El 30 de junio de 1908 tuvo lugar lo que parecía una enorme detonación termonuclear a unos ocho kilómetros de altura sobre Tunguska, en Siberia.
En realidad, lo que probablemente tuvo lugar fue la explosión de un cometa que venía del espacio: al no alcanzar la superficie, no se produjo cráter, y la falta de restos nos hace suponer que se trataba de un cometa (que está formado por hielo, que se evaporó) y no de un asteroide. Se calcula que el objeto debería tener unos 80 metros de diámetro.
En 1927, una expedición logró penetrar hasta el lugar de la explosión, y lo que observó confirmó que, en efecto, se había producido una explosión que había descuajado o incendiado todos los árboles de una extensión de unos 2.000 kilómetros cuadrados. Eso supone que se destruyeron no menos de sesenta millones de árboles en apenas unos segundos. La energía liberada se ha establecido, mediante el estudio del área de aniquilación, en aproximadamente treinta megatones.
La explosión fue detectada por numerosas estaciones sismográficas y hasta por una estación barográfica en el Reino Unido debido a las fluctuaciones en la presión atmosférica que produjo.
¿Debemos tenerle miedo a otro evento similar?
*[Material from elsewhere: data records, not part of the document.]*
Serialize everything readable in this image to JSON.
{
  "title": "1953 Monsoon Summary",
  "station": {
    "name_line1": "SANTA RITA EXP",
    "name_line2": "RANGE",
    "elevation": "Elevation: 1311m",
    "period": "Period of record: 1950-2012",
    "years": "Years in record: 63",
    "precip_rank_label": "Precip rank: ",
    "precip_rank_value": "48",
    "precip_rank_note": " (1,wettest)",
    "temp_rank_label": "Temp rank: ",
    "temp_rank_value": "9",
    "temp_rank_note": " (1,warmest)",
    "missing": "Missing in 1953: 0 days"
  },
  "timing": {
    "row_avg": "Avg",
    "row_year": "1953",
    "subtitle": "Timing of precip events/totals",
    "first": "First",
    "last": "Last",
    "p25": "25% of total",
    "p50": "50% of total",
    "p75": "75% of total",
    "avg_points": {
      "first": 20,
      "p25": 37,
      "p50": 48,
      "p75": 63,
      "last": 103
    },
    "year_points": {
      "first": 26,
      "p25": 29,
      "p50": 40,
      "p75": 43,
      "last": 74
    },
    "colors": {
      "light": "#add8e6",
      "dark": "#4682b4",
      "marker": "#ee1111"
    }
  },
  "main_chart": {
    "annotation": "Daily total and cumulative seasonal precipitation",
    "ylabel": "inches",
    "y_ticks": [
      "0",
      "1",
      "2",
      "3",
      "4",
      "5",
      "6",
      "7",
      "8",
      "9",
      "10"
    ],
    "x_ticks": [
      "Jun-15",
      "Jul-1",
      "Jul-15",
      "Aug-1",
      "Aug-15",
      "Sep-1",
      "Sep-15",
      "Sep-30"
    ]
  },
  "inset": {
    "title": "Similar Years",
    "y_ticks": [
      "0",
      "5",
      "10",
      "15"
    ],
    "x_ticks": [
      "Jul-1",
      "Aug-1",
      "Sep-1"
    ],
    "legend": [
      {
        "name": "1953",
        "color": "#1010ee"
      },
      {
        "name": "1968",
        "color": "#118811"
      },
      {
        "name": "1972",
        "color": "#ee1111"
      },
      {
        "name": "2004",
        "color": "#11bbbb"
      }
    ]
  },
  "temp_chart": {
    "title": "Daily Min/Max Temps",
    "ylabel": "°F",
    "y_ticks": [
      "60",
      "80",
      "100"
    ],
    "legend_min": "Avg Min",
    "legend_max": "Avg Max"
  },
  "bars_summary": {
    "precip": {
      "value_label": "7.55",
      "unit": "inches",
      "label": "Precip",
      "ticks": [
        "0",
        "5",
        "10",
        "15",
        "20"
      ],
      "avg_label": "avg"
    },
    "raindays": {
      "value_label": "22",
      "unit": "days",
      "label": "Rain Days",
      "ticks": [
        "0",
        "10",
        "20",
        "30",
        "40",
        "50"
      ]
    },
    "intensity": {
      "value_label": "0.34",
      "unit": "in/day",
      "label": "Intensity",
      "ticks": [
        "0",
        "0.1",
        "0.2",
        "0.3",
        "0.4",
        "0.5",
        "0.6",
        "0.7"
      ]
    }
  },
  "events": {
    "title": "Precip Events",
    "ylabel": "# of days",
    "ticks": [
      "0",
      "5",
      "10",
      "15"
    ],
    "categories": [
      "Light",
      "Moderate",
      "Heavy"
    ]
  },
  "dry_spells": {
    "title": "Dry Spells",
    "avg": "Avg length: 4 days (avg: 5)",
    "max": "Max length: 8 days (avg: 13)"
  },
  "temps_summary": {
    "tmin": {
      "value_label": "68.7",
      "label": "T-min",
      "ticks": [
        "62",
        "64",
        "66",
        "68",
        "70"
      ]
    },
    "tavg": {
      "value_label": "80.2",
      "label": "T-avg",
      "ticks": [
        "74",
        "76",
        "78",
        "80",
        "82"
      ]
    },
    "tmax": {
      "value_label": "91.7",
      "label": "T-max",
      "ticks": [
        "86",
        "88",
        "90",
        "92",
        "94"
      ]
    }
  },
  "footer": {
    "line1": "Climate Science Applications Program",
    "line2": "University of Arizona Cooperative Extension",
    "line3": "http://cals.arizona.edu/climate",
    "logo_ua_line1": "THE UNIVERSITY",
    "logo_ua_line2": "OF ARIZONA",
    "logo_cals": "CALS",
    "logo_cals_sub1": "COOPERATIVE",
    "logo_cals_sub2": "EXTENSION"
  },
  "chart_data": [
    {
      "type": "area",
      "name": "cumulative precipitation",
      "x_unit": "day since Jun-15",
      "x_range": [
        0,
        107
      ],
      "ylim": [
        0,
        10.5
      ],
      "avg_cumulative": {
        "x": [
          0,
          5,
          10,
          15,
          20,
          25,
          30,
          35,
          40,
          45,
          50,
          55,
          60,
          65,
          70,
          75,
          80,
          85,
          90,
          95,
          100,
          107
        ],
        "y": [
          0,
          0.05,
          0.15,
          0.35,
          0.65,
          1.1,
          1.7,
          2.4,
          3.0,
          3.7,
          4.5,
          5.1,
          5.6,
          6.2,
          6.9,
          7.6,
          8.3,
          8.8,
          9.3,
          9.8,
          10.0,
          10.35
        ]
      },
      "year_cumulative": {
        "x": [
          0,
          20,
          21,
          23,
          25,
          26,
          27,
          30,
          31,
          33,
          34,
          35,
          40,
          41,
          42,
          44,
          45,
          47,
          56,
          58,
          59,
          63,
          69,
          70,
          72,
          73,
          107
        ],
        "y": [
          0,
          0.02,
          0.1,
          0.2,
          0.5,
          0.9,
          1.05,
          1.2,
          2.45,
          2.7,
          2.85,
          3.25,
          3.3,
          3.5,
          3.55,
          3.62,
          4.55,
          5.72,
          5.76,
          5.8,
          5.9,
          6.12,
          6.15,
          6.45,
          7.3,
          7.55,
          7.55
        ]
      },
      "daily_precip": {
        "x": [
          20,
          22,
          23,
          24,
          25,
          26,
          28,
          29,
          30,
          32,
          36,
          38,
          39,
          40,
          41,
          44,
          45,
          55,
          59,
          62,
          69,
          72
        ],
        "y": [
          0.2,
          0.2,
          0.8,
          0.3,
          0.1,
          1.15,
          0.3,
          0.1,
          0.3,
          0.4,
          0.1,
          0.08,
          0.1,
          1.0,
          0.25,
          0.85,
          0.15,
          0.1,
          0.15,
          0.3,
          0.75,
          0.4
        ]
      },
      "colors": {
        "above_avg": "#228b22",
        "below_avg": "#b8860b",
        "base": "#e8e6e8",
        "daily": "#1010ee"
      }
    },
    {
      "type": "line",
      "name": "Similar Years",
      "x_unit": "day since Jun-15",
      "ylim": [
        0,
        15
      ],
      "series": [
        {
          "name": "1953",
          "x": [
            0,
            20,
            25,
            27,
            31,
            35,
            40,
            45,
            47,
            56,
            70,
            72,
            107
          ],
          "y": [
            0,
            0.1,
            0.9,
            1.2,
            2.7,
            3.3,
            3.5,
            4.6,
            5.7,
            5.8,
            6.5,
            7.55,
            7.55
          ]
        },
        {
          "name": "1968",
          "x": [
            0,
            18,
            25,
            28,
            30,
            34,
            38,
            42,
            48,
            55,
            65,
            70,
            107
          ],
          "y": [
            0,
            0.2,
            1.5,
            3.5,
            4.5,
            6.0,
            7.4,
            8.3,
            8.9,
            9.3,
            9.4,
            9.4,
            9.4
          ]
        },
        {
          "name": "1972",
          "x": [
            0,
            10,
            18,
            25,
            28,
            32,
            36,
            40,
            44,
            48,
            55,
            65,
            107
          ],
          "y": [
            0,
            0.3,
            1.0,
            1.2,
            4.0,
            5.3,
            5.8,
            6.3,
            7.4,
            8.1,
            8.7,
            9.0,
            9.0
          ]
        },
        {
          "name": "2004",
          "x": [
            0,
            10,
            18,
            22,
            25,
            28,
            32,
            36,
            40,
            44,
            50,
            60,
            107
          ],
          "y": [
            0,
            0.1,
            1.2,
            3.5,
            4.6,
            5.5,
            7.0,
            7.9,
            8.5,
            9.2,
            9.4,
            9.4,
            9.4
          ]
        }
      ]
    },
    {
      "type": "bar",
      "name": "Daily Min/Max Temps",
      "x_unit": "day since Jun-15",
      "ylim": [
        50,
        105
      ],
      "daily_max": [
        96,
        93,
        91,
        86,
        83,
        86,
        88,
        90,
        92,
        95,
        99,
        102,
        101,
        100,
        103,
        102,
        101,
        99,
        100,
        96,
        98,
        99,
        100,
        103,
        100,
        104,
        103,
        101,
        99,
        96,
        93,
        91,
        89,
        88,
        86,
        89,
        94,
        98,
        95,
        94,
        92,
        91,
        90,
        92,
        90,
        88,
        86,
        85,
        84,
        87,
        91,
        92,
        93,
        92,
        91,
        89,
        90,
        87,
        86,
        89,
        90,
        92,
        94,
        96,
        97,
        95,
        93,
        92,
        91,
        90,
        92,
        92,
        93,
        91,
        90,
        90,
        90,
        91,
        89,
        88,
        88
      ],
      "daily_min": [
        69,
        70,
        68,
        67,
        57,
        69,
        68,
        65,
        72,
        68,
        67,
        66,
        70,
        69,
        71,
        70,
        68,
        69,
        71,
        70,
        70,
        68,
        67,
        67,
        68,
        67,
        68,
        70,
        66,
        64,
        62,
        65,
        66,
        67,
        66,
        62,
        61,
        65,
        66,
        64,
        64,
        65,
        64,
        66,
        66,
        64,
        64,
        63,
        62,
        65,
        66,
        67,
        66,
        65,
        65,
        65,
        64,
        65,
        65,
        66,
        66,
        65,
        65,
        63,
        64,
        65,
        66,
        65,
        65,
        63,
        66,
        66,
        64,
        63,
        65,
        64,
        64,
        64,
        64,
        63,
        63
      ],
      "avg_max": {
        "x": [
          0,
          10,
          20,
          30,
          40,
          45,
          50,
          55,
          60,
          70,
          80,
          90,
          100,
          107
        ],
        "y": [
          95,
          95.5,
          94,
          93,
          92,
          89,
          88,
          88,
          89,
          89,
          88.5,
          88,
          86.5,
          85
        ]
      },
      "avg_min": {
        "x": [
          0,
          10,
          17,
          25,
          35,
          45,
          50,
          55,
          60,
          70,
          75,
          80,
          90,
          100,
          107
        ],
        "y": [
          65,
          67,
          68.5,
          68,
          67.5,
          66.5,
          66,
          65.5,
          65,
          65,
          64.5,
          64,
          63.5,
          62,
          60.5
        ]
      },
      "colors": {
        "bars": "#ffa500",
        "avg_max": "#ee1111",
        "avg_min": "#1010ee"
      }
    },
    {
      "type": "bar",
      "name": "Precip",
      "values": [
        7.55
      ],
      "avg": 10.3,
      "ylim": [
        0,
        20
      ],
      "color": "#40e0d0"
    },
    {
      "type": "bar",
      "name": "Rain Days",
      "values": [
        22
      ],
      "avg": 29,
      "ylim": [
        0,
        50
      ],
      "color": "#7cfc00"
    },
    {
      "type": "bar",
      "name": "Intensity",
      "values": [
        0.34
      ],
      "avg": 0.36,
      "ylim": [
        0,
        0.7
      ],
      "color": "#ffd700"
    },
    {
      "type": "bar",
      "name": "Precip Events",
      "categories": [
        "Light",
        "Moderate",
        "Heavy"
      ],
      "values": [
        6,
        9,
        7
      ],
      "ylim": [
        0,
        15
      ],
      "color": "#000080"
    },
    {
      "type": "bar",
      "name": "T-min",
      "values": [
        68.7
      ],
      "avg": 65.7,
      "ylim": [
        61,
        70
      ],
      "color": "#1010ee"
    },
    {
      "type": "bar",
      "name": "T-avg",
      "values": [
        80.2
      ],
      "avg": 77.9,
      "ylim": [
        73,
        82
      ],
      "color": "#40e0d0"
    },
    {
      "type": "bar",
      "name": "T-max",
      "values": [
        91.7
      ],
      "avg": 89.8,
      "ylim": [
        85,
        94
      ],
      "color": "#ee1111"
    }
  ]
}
Tal y como explica Florian Freistetter en su libro Un cometa en la coctelera, la respuesta corta es no. La larga: los eventos tipo Tunguska son raros, y lo más probable es que tenga lugar en una zona deshabitada: «dos tercios de la superficie terrestre los ocupan los mares y océanos, y amplias regiones continentales también están en gran medida desiertas».